Despite their modern popularity, American hops were only used in the 19th century when the English hop harvest failed. Although it was impossible to find out which hops were actually used at the time, Willamette and Sterling were selected due to their similarity to older hop varieties and suitability for the style.
London Keeper was the name that Truman’s has historically given to ales that were designed for slow maturation, the style of beer that has a few years to age, evolve and improve.
The labels were printed by Baddeley Brothers, East London’s finest and most historic printers, using the age-old letterpress technique. The bottles were then hand-sealed with ivory wax. Each label has been individually signed by James Morgan, Truman’s founder, and Ben Ott, head brewer.

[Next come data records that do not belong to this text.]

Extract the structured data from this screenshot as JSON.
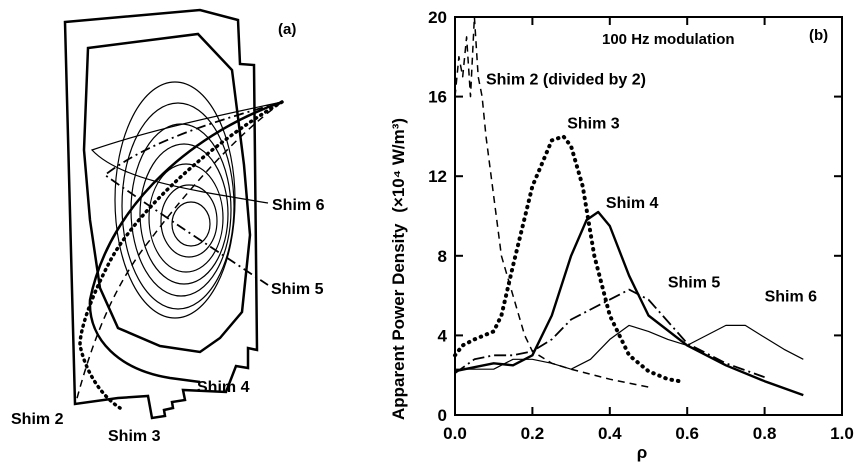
{
  "panel_a": {
    "label": "(a)",
    "shim_labels": [
      "Shim 2",
      "Shim 3",
      "Shim 4",
      "Shim 5",
      "Shim 6"
    ]
  },
  "chart_data": {
    "type": "line",
    "panel_label": "(b)",
    "title": "100 Hz modulation",
    "xlabel": "ρ",
    "ylabel": "Apparent Power Density (×10⁴ W/m³)",
    "ylabel_main": "Apparent  Power  Density",
    "ylabel_unit": "(×10⁴ W/m³)",
    "xlim": [
      0,
      1.0
    ],
    "ylim": [
      0,
      20
    ],
    "xticks": [
      "0.0",
      "0.2",
      "0.4",
      "0.6",
      "0.8",
      "1.0"
    ],
    "yticks": [
      "0",
      "4",
      "8",
      "12",
      "16",
      "20"
    ],
    "grid": false,
    "series": [
      {
        "name": "Shim 2 (divided by 2)",
        "style": "dashed",
        "x": [
          0.0,
          0.01,
          0.02,
          0.03,
          0.04,
          0.05,
          0.06,
          0.07,
          0.08,
          0.1,
          0.12,
          0.15,
          0.18,
          0.2,
          0.25,
          0.3,
          0.4,
          0.5
        ],
        "y": [
          16,
          18,
          17,
          19,
          16,
          20,
          17,
          16,
          14,
          11,
          8,
          6,
          4,
          3.2,
          2.6,
          2.3,
          1.8,
          1.4
        ]
      },
      {
        "name": "Shim 3",
        "style": "dotted",
        "x": [
          0.0,
          0.02,
          0.05,
          0.1,
          0.12,
          0.15,
          0.2,
          0.25,
          0.28,
          0.3,
          0.33,
          0.36,
          0.4,
          0.45,
          0.5,
          0.55,
          0.58
        ],
        "y": [
          3,
          3.5,
          3.8,
          4.2,
          5,
          7.5,
          11.5,
          13.8,
          14,
          13.5,
          11.5,
          8,
          5,
          3,
          2.2,
          1.8,
          1.7
        ]
      },
      {
        "name": "Shim 4",
        "style": "solid",
        "x": [
          0.0,
          0.05,
          0.1,
          0.15,
          0.2,
          0.25,
          0.3,
          0.34,
          0.37,
          0.4,
          0.45,
          0.5,
          0.6,
          0.7,
          0.8,
          0.9
        ],
        "y": [
          2.2,
          2.4,
          2.6,
          2.5,
          3,
          5,
          8,
          9.8,
          10.2,
          9.5,
          7,
          5,
          3.5,
          2.5,
          1.7,
          1.0
        ]
      },
      {
        "name": "Shim 5",
        "style": "dash-dot",
        "x": [
          0.0,
          0.05,
          0.1,
          0.15,
          0.2,
          0.25,
          0.3,
          0.35,
          0.4,
          0.45,
          0.5,
          0.6,
          0.7,
          0.8
        ],
        "y": [
          2.1,
          2.8,
          3.0,
          3.0,
          3.2,
          3.8,
          4.8,
          5.3,
          5.8,
          6.3,
          5.8,
          3.6,
          2.6,
          1.9
        ]
      },
      {
        "name": "Shim 6",
        "style": "thin",
        "x": [
          0.0,
          0.1,
          0.15,
          0.2,
          0.25,
          0.3,
          0.35,
          0.4,
          0.45,
          0.5,
          0.55,
          0.6,
          0.7,
          0.75,
          0.8,
          0.85,
          0.9
        ],
        "y": [
          2.3,
          2.3,
          2.8,
          2.8,
          2.6,
          2.3,
          2.8,
          3.8,
          4.5,
          4.2,
          3.8,
          3.5,
          4.5,
          4.5,
          3.9,
          3.3,
          2.8
        ]
      }
    ],
    "annotations": [
      {
        "text": "Shim 2 (divided by 2)",
        "x": 0.08,
        "y": 16.6
      },
      {
        "text": "Shim 3",
        "x": 0.29,
        "y": 14.4
      },
      {
        "text": "Shim 4",
        "x": 0.39,
        "y": 10.4
      },
      {
        "text": "Shim 5",
        "x": 0.55,
        "y": 6.4
      },
      {
        "text": "Shim 6",
        "x": 0.8,
        "y": 5.7
      }
    ]
  }
}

James Morgan added: “This beer has been a real labour of love for us. We are somewhat sad to see it go!”
For further details, samples and images contact Jack Hibberd on firstname.lastname@example.org or phone 020 85333575.
*Founded in 1666, Truman’s was once a heavyweight of British brewing – by the late 1800s it was the world’s largest brewer. It fell victim to the merger mania of the 1970s and 80s, after which the pubs were sold and the brewery closed. The company was revived in 2010 with the intention of making Truman’s a great name in brewing once again.
An investment of £1million has seen the company re-establish its roots in Hackney Wick, just a stroll down the Roman Road from the original brewery in Brick Lane. In August 2013, the first beers brewed in London for 24 years were delivered to the capital’s pubs.
The team has also recovered the original yeast strain that was used at the Brick Lane brewery in its heyday. Preserved in liquid nitrogen since 1958 at temperatures of
-196c, the yeast will ensure that the beer produced is authentically Truman’s.